O brasileiro fez uma leitura muito inteligente da temporada. Explorou no limite as ondas em que, de alguma forma, seria competitivo. Ciente do poder de seus adversários, atacou algumas de suas fragilidades e, para 2024, seguirá costurando eventuais pontas soltas. João é uma pedra preciosa bruta com uma vantagem importante: ele está disposto ao sacrifício da evolução.

O ataque à onda em sua melhor nota na bateria contra Robinson, desprendido e sem medo, revela que ele sabe o que é preciso para seguir vencendo no WCT.

Robinson confirmou o que já esperávamos: naquela arena, ele não tem surfe para disputar título mundial. Mas chega em 2024 sólido para possíveis novos formatos.

Título feminino fica com Caroline Marks, surfista da Flórida.

Carissa x Marks

Belíssimo o título da Caroline Marks, saindo de trás, em mais uma jornada surpreendente no WSL Finals feminino. A americana é um sopro de talento goofy numa categoria inteiramente dominada por regulares.
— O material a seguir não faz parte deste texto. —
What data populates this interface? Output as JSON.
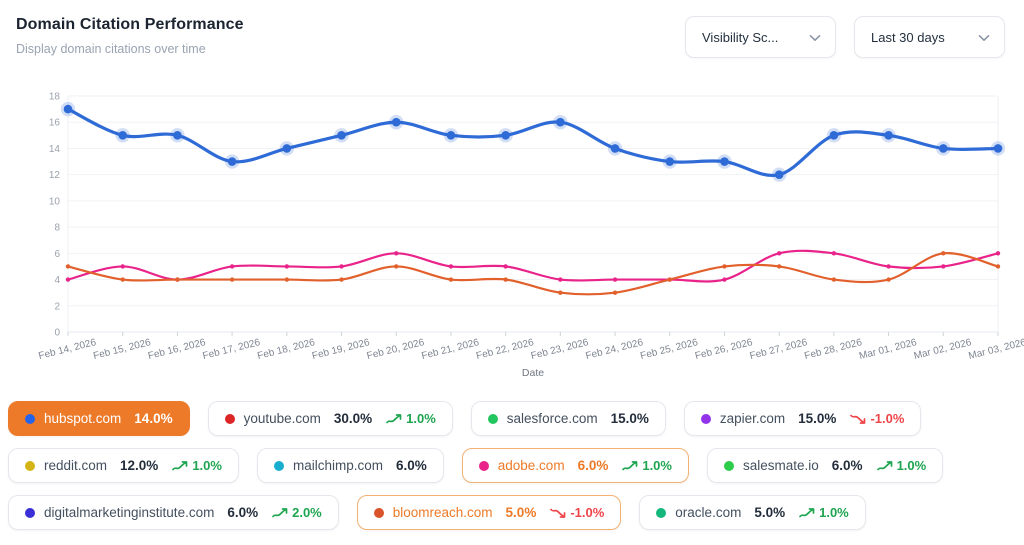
{
  "header": {
    "title": "Domain Citation Performance",
    "subtitle": "Display domain citations over time"
  },
  "controls": {
    "metric_dropdown_value": "Visibility Sc...",
    "range_dropdown_value": "Last 30 days"
  },
  "colors": {
    "accent_orange": "#ed7a28",
    "accent_orange_border": "#f3b173",
    "trend_up": "#1ea550",
    "trend_down": "#ef4449",
    "grid": "#f1f2f5",
    "axis_text": "#9aa1ac",
    "x_axis_text": "#7f8692"
  },
  "chart_data": {
    "type": "line",
    "x": [
      "Feb 14, 2026",
      "Feb 15, 2026",
      "Feb 16, 2026",
      "Feb 17, 2026",
      "Feb 18, 2026",
      "Feb 19, 2026",
      "Feb 20, 2026",
      "Feb 21, 2026",
      "Feb 22, 2026",
      "Feb 23, 2026",
      "Feb 24, 2026",
      "Feb 25, 2026",
      "Feb 26, 2026",
      "Feb 27, 2026",
      "Feb 28, 2026",
      "Mar 01, 2026",
      "Mar 02, 2026",
      "Mar 03, 2026"
    ],
    "xlabel": "Date",
    "ylabel": "",
    "ylim": [
      0,
      18
    ],
    "ytick_step": 2,
    "grid": true,
    "legend_position": "bottom",
    "series": [
      {
        "name": "adobe.com",
        "color": "#e9238a",
        "width": 2.2,
        "marker": 2.2,
        "values": [
          4,
          5,
          4,
          5,
          5,
          5,
          6,
          5,
          5,
          4,
          4,
          4,
          4,
          6,
          6,
          5,
          5,
          6
        ]
      },
      {
        "name": "bloomreach.com",
        "color": "#e2602c",
        "width": 2.2,
        "marker": 2.2,
        "values": [
          5,
          4,
          4,
          4,
          4,
          4,
          5,
          4,
          4,
          3,
          3,
          4,
          5,
          5,
          4,
          4,
          6,
          5
        ]
      },
      {
        "name": "hubspot.com",
        "color": "#2e6bd6",
        "width": 3.2,
        "marker": 4.3,
        "halo": true,
        "values": [
          17,
          15,
          15,
          13,
          14,
          15,
          16,
          15,
          15,
          16,
          14,
          13,
          13,
          12,
          15,
          15,
          14,
          14
        ]
      }
    ]
  },
  "legend": {
    "rows": [
      [
        {
          "label": "hubspot.com",
          "value": "14.0%",
          "dot_color": "#2563eb",
          "state": "selected",
          "trend": null
        },
        {
          "label": "youtube.com",
          "value": "30.0%",
          "dot_color": "#dc2626",
          "state": "default",
          "trend": {
            "dir": "up",
            "text": "1.0%"
          }
        },
        {
          "label": "salesforce.com",
          "value": "15.0%",
          "dot_color": "#22c55e",
          "state": "default",
          "trend": null
        },
        {
          "label": "zapier.com",
          "value": "15.0%",
          "dot_color": "#9333ea",
          "state": "default",
          "trend": {
            "dir": "down",
            "text": "-1.0%"
          }
        }
      ],
      [
        {
          "label": "reddit.com",
          "value": "12.0%",
          "dot_color": "#d4b414",
          "state": "default",
          "trend": {
            "dir": "up",
            "text": "1.0%"
          }
        },
        {
          "label": "mailchimp.com",
          "value": "6.0%",
          "dot_color": "#17aed0",
          "state": "default",
          "trend": null
        },
        {
          "label": "adobe.com",
          "value": "6.0%",
          "dot_color": "#e9238a",
          "state": "highlighted",
          "trend": {
            "dir": "up",
            "text": "1.0%"
          }
        },
        {
          "label": "salesmate.io",
          "value": "6.0%",
          "dot_color": "#2ecc4b",
          "state": "default",
          "trend": {
            "dir": "up",
            "text": "1.0%"
          }
        }
      ],
      [
        {
          "label": "digitalmarketinginstitute.com",
          "value": "6.0%",
          "dot_color": "#3a30d5",
          "state": "default",
          "trend": {
            "dir": "up",
            "text": "2.0%"
          }
        },
        {
          "label": "bloomreach.com",
          "value": "5.0%",
          "dot_color": "#d9542b",
          "state": "highlighted",
          "trend": {
            "dir": "down",
            "text": "-1.0%"
          }
        },
        {
          "label": "oracle.com",
          "value": "5.0%",
          "dot_color": "#14b87c",
          "state": "default",
          "trend": {
            "dir": "up",
            "text": "1.0%"
          }
        }
      ]
    ]
  }
}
Nas ondas iniciais da primeira final com Carissa Moore, ficou claro que Marks não perderia jamais o título naquelas condições de mar. Elas poderiam entrar 10 vezes na água – a floridiana provavelmente venceria todas. Foi uma vitória, portanto, repleta de méritos pela performance na decisão.

A derrota de Carissa Moore – a segunda consecutiva como líder do circuito – é uma tragédia esportiva de difícil recuperação. A havaiana não fez um ano particularmente brilhante, mas seu espírito competitivo, sua concentração e sua capacidade técnica de se adaptar a diferentes condições ao longo de toda a temporada a levaram pelo segundo ano seguido ao topo do ranking após 10 etapas. Não premiar este esforço é um tiro no pé do esporte – induz o surfista à ideia confortável de apenas estar entre os 5 do mundo até o fim do ano, e não a caçar a liderança a qualquer custo.

O exemplo de Moore serve para encerrar o texto com um apelo pelo final da WSL Finals e pelo corte de meio de temporada. O surfe, sim, é capaz de ser entretenimento em disputa de pontos corridos. O problema, afinal, jamais foi o formato, e sim a gestão da WSL. Que 2024 venha com novidades reais, e não com invenções marqueteiras.